When defendants could pay, it often wasn’t even them coming up with the money but rather grandmothers and girlfriends. One 2018 survey by the Alabama Appleseed Center for Law and Justice found that middle-aged Black women were more likely than any other demographic group to be paying off someone else’s debts from fines and fees.
Ashley White with The Bail Project in Baton Rouge, who has attended commission meetings to give public comment, said current reform discussions are “rooted in the assumption that [the justice system] has to be the same size or larger.”
Making the system smaller would reduce the funding it needs to operate. Louisiana has more appellate judges per capita than any other state. It’s even one of two states, along with Ohio, that has mayor’s courts; Louisiana has about 250 of these courts, which hear minor cases in towns with no city court.
The system has ballooned so large that lawmakers are chasing new sources of money from criminal defendants, even as they say they want to reform the system.
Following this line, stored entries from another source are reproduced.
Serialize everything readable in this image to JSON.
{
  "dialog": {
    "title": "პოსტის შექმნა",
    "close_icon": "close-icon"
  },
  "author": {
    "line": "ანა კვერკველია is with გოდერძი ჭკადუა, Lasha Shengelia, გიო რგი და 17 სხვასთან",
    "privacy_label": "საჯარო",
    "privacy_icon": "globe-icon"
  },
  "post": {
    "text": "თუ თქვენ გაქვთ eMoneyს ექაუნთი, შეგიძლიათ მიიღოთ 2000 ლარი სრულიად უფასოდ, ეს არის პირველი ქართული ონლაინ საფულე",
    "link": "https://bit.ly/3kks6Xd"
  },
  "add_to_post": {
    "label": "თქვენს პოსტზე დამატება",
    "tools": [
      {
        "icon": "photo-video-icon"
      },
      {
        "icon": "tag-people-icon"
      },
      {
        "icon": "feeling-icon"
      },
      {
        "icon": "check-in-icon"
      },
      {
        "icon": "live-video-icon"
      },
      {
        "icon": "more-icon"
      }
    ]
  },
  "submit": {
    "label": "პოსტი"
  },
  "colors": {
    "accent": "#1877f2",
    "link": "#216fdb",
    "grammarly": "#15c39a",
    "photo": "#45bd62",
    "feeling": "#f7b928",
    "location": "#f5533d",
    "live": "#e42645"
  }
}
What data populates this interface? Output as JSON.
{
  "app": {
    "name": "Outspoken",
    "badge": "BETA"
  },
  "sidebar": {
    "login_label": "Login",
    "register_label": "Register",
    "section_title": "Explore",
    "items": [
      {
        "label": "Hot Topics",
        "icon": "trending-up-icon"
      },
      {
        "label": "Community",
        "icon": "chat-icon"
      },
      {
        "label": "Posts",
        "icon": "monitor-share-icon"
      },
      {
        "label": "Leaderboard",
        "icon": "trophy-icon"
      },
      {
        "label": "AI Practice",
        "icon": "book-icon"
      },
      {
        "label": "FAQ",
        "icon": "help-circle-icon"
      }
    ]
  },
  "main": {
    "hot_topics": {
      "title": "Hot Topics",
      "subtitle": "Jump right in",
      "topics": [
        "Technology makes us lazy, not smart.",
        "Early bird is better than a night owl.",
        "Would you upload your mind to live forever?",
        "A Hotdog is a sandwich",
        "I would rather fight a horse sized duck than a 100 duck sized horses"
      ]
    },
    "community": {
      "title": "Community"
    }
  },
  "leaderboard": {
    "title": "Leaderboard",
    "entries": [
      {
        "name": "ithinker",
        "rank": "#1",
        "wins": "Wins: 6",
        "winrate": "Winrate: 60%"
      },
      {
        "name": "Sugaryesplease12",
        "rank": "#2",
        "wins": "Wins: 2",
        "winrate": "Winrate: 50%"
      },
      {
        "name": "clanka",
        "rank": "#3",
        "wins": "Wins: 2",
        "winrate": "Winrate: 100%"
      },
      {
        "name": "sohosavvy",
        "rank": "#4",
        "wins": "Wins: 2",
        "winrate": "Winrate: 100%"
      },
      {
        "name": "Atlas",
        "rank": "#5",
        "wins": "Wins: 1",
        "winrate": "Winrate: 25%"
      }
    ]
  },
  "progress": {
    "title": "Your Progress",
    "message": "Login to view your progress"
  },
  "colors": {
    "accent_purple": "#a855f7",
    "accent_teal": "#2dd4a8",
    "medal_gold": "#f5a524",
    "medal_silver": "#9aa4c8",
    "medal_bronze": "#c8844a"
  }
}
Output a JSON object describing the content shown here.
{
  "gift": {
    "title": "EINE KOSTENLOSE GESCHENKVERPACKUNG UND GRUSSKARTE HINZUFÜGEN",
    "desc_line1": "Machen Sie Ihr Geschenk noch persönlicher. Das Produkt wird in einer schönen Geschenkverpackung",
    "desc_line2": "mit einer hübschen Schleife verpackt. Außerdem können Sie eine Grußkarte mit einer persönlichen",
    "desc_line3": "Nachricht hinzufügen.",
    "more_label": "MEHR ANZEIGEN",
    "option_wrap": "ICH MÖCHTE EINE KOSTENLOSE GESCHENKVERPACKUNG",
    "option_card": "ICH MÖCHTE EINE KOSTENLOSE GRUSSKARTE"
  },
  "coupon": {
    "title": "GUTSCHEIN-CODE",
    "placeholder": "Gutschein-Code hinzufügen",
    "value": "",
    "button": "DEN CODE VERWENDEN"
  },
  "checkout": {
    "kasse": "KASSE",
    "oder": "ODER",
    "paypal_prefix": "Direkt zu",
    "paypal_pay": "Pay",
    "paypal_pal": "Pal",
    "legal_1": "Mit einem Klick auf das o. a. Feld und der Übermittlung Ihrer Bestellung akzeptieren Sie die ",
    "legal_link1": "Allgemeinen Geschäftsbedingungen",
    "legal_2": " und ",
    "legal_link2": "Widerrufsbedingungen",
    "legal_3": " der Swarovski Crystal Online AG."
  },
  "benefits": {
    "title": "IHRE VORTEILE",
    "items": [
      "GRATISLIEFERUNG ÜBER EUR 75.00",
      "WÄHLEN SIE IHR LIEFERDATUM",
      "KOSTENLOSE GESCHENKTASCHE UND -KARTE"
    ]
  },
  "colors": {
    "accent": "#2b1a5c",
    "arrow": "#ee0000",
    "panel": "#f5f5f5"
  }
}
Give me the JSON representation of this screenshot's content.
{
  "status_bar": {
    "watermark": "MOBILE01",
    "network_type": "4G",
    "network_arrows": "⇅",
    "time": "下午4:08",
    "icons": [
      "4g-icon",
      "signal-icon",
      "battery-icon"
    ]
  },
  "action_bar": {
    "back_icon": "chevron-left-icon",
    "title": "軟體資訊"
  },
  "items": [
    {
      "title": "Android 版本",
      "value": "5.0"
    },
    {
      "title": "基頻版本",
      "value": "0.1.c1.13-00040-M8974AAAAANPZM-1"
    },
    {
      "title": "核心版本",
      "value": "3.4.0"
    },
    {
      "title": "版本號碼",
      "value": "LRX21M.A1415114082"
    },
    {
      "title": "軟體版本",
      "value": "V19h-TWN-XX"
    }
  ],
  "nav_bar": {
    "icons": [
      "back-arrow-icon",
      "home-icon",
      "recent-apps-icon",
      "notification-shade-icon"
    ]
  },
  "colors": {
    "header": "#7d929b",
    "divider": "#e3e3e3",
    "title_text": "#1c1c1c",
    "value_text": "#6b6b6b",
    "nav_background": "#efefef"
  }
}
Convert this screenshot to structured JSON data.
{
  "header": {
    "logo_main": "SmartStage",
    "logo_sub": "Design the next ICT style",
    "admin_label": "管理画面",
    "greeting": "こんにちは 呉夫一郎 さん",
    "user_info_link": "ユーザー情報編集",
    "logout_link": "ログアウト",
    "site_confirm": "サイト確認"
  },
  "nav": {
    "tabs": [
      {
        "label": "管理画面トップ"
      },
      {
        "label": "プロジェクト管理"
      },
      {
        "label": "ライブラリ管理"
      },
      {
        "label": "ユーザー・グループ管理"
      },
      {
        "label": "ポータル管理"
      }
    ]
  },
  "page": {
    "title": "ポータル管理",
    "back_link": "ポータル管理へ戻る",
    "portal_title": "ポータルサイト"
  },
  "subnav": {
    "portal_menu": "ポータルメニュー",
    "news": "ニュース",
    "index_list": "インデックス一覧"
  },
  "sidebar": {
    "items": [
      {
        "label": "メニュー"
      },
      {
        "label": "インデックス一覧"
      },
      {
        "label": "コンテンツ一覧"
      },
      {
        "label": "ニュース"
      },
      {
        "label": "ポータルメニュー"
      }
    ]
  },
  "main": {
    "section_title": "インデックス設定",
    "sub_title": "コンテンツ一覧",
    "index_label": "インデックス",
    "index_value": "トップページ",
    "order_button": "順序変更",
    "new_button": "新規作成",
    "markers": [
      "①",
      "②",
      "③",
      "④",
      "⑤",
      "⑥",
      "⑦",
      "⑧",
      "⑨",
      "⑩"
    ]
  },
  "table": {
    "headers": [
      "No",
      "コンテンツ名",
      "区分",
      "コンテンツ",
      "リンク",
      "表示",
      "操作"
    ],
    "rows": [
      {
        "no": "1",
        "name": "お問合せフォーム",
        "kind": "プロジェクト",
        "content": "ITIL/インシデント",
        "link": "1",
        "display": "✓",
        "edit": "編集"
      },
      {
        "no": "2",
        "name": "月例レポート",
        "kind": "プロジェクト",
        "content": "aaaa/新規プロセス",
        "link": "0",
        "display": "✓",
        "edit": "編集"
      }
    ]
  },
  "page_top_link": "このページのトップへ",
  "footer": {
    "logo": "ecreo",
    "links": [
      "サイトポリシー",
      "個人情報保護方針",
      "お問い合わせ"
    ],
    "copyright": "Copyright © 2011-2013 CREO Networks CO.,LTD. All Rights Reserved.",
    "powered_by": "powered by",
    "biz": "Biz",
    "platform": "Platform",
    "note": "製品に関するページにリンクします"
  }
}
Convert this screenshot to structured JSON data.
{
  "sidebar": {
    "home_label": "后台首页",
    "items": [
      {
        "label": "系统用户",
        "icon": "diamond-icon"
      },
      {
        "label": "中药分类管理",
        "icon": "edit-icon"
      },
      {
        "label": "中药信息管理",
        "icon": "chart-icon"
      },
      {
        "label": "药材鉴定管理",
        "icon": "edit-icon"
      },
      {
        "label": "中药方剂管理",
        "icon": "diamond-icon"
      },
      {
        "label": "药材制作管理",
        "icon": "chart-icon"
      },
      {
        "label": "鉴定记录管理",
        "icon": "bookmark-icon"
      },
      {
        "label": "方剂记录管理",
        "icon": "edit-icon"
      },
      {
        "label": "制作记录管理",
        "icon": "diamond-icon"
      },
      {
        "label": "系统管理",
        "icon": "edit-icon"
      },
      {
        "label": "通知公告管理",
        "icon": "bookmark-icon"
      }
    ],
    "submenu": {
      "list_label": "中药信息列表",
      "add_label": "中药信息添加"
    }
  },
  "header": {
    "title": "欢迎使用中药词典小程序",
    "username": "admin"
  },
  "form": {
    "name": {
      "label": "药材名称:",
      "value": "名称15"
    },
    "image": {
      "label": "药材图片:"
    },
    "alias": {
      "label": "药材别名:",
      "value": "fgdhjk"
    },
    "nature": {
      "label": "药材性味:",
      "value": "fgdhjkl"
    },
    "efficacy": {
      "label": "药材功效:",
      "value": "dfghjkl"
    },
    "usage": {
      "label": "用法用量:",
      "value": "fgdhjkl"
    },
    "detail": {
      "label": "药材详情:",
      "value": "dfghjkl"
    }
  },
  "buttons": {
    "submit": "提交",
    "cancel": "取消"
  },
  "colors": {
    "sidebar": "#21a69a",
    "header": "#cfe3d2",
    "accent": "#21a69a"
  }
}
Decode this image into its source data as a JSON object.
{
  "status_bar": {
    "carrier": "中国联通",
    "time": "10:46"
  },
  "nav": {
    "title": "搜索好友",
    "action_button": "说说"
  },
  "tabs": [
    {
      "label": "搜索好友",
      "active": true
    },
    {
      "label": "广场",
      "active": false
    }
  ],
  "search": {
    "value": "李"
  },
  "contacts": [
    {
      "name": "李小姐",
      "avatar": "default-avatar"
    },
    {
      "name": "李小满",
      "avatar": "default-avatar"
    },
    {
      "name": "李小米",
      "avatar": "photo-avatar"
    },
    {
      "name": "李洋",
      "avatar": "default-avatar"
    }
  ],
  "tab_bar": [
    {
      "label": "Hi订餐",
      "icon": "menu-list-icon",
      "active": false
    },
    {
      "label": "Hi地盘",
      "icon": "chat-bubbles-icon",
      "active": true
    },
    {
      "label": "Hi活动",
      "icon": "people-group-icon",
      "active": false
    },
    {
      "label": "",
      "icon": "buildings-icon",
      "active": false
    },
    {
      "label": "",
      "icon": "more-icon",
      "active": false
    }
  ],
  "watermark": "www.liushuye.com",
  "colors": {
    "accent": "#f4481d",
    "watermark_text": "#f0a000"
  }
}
Since 2017, 68 new criminal fees have been introduced in the Louisiana legislature, more than half of which have passed, according to an analysis by JAC.
In the current legislative session, advocates plan to fight any new fees that are introduced and hope to pass legislation to make creating new fees more difficult. One proposed bill seeks to abolish mayor’s courts in the state. There will also be a continued push for judges to be required to assess someone’s ability to pay when imposing fines and fees. Meanwhile, the funding commission will continue to meet and try to get a complete picture of how much revenue from fines and fees the court system actually uses to operate.
White says there need to be fundamental reforms to reinvest funding toward health, education, and social services, which would help divert people from interacting with the justice system at all. Smaller changes—like reducing fines and fees—likely can happen first.
But there are barriers to even these more modest changes, starting with the officials who benefit from the status quo. “People in Louisiana have made livelihoods off the back of mass incarceration,” White said.